Ich glaube das ist eine extrem simplistische und plakative Sicht der Dinge. Die Realität ist vermutlich viel banaler. Das war nicht Teil eines Masterplans um irgendwelche "Erfolge" zunichte zu machen (in den 60.er und 70.er herrschte noch Ferdinand Marcos der die Philippinen systematisch ausplünderte), sondern in der Regel der Versuch die Interessen von westlichen Banken und Firmen zu retten, auf Kosten der Wirtschaft und der Gesellschaft schwächelnder Drittwel-Länder.

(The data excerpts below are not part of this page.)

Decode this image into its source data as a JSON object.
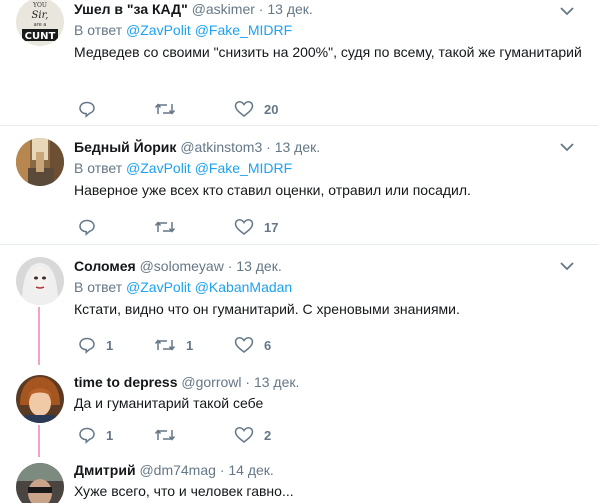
{
  "tweets": [
    {
      "name": "Ушел в \"за КАД\"",
      "handle": "@askimer",
      "date": "13 дек.",
      "reply_prefix": "В ответ",
      "mentions": [
        "@ZavPolit",
        "@Fake_MIDRF"
      ],
      "text": "Медведев со своими \"снизить на 200%\", судя по всему, такой же гуманитарий",
      "replies": "",
      "retweets": "",
      "likes": "20",
      "avatar_text": [
        "YOU",
        "Sir,",
        "are a",
        "CUNT"
      ]
    },
    {
      "name": "Бедный Йорик",
      "handle": "@atkinstom3",
      "date": "13 дек.",
      "reply_prefix": "В ответ",
      "mentions": [
        "@ZavPolit",
        "@Fake_MIDRF"
      ],
      "text": "Наверное уже всех кто ставил оценки, отравил или посадил.",
      "replies": "",
      "retweets": "",
      "likes": "17"
    },
    {
      "name": "Соломея",
      "handle": "@solomeyaw",
      "date": "13 дек.",
      "reply_prefix": "В ответ",
      "mentions": [
        "@ZavPolit",
        "@KabanMadan"
      ],
      "text": "Кстати, видно что он гуманитарий. С хреновыми знаниями.",
      "replies": "1",
      "retweets": "1",
      "likes": "6"
    },
    {
      "name": "time to depress",
      "handle": "@gorrowl",
      "date": "13 дек.",
      "text": "Да и гуманитарий такой себе",
      "replies": "1",
      "retweets": "",
      "likes": "2"
    },
    {
      "name": "Дмитрий",
      "handle": "@dm74mag",
      "date": "14 дек.",
      "text": "Хуже всего, что и человек гавно..."
    }
  ],
  "colors": {
    "link": "#1da1f2",
    "muted": "#657786",
    "thread": "#f7a1c7",
    "divider": "#e6ecf0"
  }
}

In der Wachstumsphase in den 60.er und frühen 70.er Jahren haben zahlreiche Länder Kredite aufgenommen. Die verschuldung stieg mit der explosiven Erhöhung der Energiekosten bei der ersten Erdölkrise, die Zinsen stiegen auch und der Wirtschafswachstum brach zusammen.Die Kombination dieser und anderer Faktoren (z.B. prassende Militärdiktaturen die gerade zu dieser Zeit in Scharen an die Macht kamen: Türkei, Griechenland, Brasilien, Chile, Argentinien, Uruguay etc. etc. ) führte zu einer Schuldenspirale die nicht mehr zu stemmen war.

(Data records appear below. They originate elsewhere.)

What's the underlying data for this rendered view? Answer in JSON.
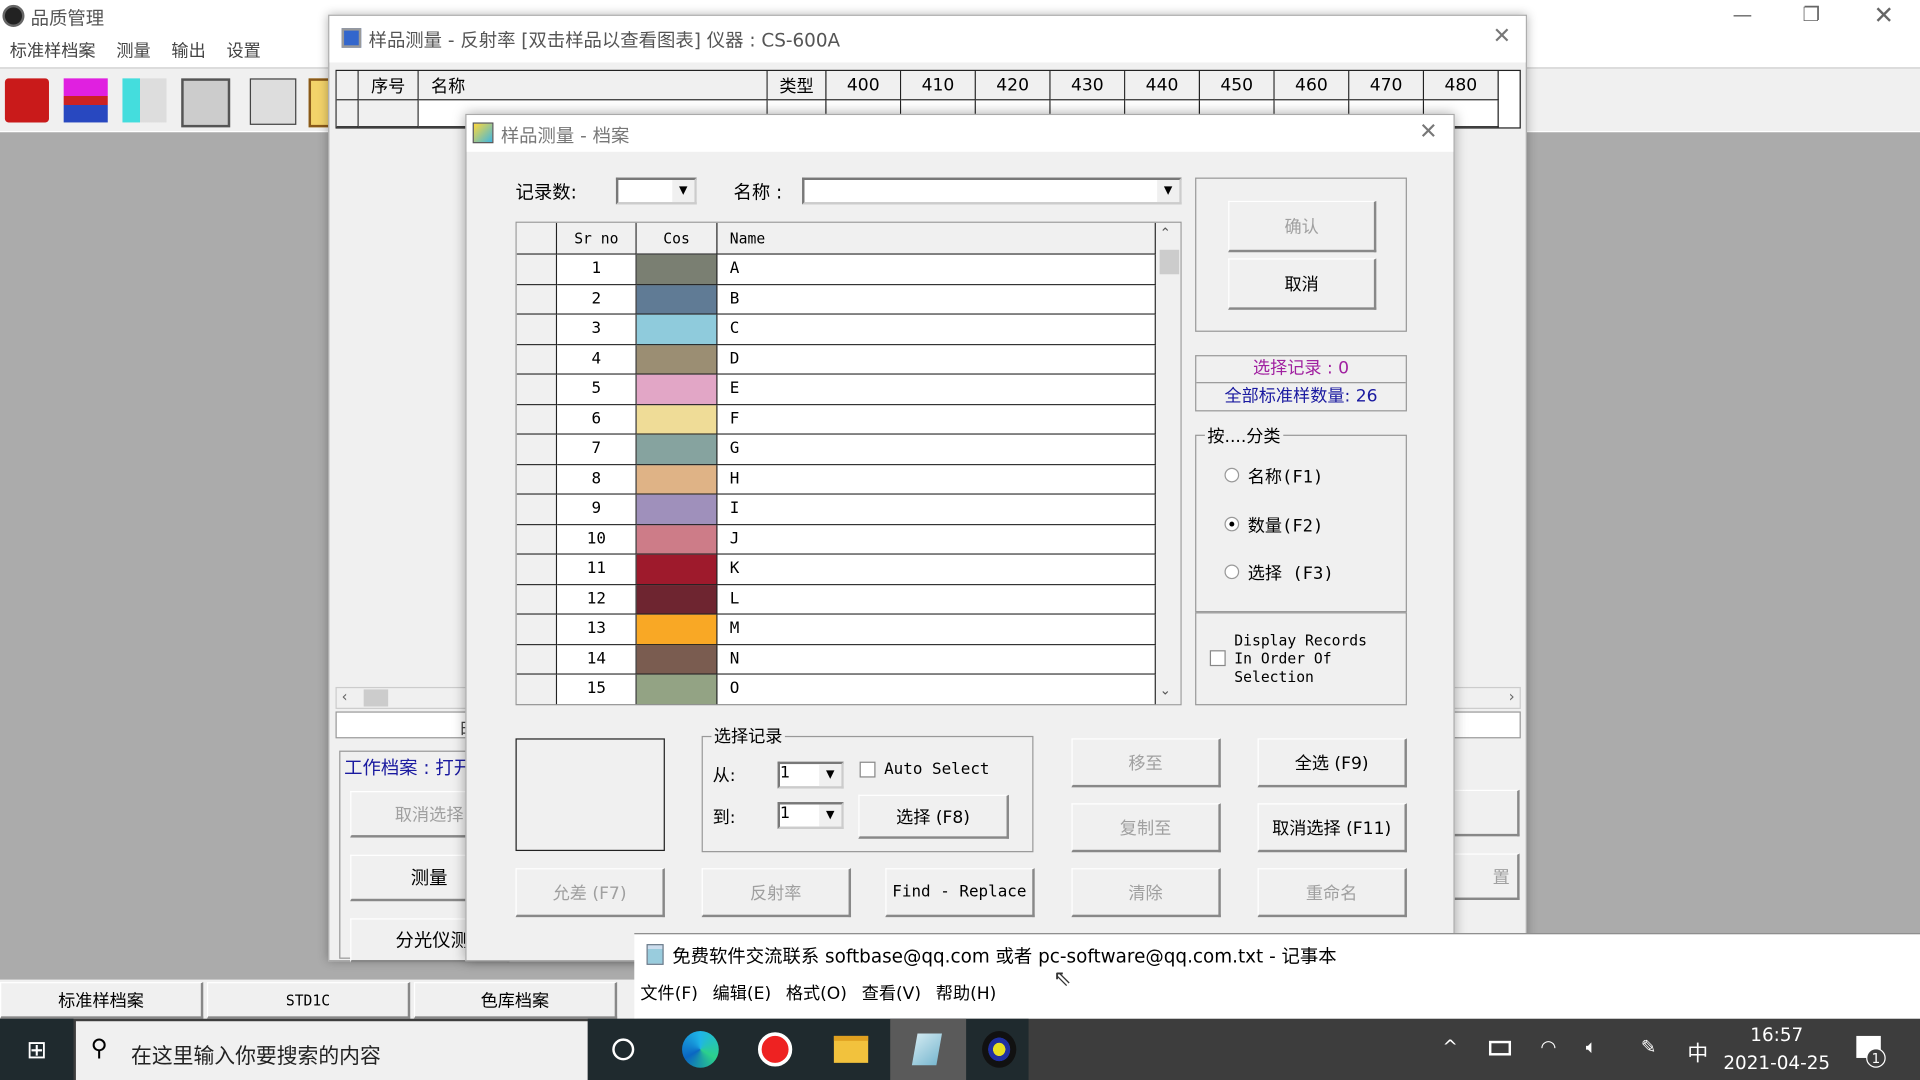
{
  "app": {
    "title": "品质管理",
    "menu": [
      "标准样档案",
      "测量",
      "输出",
      "设置"
    ],
    "toolbar": [
      "red-book-icon",
      "stacked-books-icon",
      "edit-notebook-icon",
      "form-report-icon",
      "devices-icon",
      "document-icon"
    ],
    "bottom_tabs": [
      "标准样档案",
      "STD1C",
      "色库档案"
    ]
  },
  "sample_window": {
    "title": "样品测量 - 反射率 [双击样品以查看图表]  仪器 : CS-600A",
    "columns": [
      "序号",
      "名称",
      "类型",
      "400",
      "410",
      "420",
      "430",
      "440",
      "450",
      "460",
      "470",
      "480"
    ],
    "status_partial": "白",
    "work_file": "工作档案 : 打开",
    "buttons": [
      "取消选择",
      "测量",
      "分光仪测量"
    ],
    "right_partial": "置"
  },
  "dialog": {
    "title": "样品测量 - 档案",
    "records_label": "记录数:",
    "records_value": "",
    "name_label": "名称 :",
    "name_value": "",
    "grid": {
      "headers": [
        "Sr no",
        "Cos",
        "Name"
      ],
      "rows": [
        {
          "no": "1",
          "color": "#7a7f72",
          "name": "A"
        },
        {
          "no": "2",
          "color": "#607b95",
          "name": "B"
        },
        {
          "no": "3",
          "color": "#8fcbdc",
          "name": "C"
        },
        {
          "no": "4",
          "color": "#9b8e73",
          "name": "D"
        },
        {
          "no": "5",
          "color": "#e2a6c6",
          "name": "E"
        },
        {
          "no": "6",
          "color": "#efdc97",
          "name": "F"
        },
        {
          "no": "7",
          "color": "#86a39f",
          "name": "G"
        },
        {
          "no": "8",
          "color": "#dfb386",
          "name": "H"
        },
        {
          "no": "9",
          "color": "#9f90bb",
          "name": "I"
        },
        {
          "no": "10",
          "color": "#cd7c88",
          "name": "J"
        },
        {
          "no": "11",
          "color": "#9e1a2c",
          "name": "K"
        },
        {
          "no": "12",
          "color": "#6e2530",
          "name": "L"
        },
        {
          "no": "13",
          "color": "#f9a825",
          "name": "M"
        },
        {
          "no": "14",
          "color": "#7a5c50",
          "name": "N"
        },
        {
          "no": "15",
          "color": "#93a384",
          "name": "O"
        }
      ]
    },
    "confirm": "确认",
    "cancel": "取消",
    "selected_records": "选择记录 : 0",
    "total_standards": "全部标准样数量: 26",
    "sort_group": "按....分类",
    "sort_options": [
      {
        "label": "名称(F1)",
        "checked": false
      },
      {
        "label": "数量(F2)",
        "checked": true
      },
      {
        "label": "选择 (F3)",
        "checked": false
      }
    ],
    "display_order": "Display Records In Order Of Selection",
    "display_order_checked": false,
    "select_group": "选择记录",
    "from_label": "从:",
    "from_value": "1",
    "to_label": "到:",
    "to_value": "1",
    "auto_select": "Auto Select",
    "auto_select_checked": false,
    "select_btn": "选择 (F8)",
    "move_to": "移至",
    "copy_to": "复制至",
    "select_all": "全选 (F9)",
    "deselect": "取消选择 (F11)",
    "tolerance": "允差 (F7)",
    "reflectance": "反射率",
    "find_replace": "Find - Replace",
    "clear": "清除",
    "rename": "重命名"
  },
  "notepad": {
    "title": "免费软件交流联系 softbase@qq.com 或者 pc-software@qq.com.txt - 记事本",
    "menu": [
      "文件(F)",
      "编辑(E)",
      "格式(O)",
      "查看(V)",
      "帮助(H)"
    ]
  },
  "taskbar": {
    "search_placeholder": "在这里输入你要搜索的内容",
    "time": "16:57",
    "date": "2021-04-25",
    "ime": "中",
    "notifications": "1"
  }
}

Es drohte der Staatsbankrot, die Kreditgeber wären leer ausgegangen bzw. hätten sie weniger bekommen. Aber da kamem IWF und Weltbank zur Rettung und erfanden die Form wie die Kuh gemolken werden konnte ohne ihr mehr als das allernotwendigste zu fressen zu geben. Für längere Zeit war vor allem für die US-Banken der Schuldendienst der Südamerikanischen Länder eine der Haupteinahmequellen. Bei Zinsen von zeitweise 26% ist auch bald deutlich mehr gezahlt worden als die ursprünglich Schuld dargestellt hatte. Jährlich wurden neue Darlehen aufgenommen um die Zinsen der davorgegangenen zu begleichen. Die Regierungsbeamte dieser Länder haben dabei auch noch Provisionen auf diese Darlehen bekommen.

Bevor jemand etwas falsches denkt, ich schreibe über die 80.er und 90.er Jahre in der Dritten Welt. Ähnlichkeiten oder Paralellitäten mit tagespolitischen Ereignissen sind rein zufällig.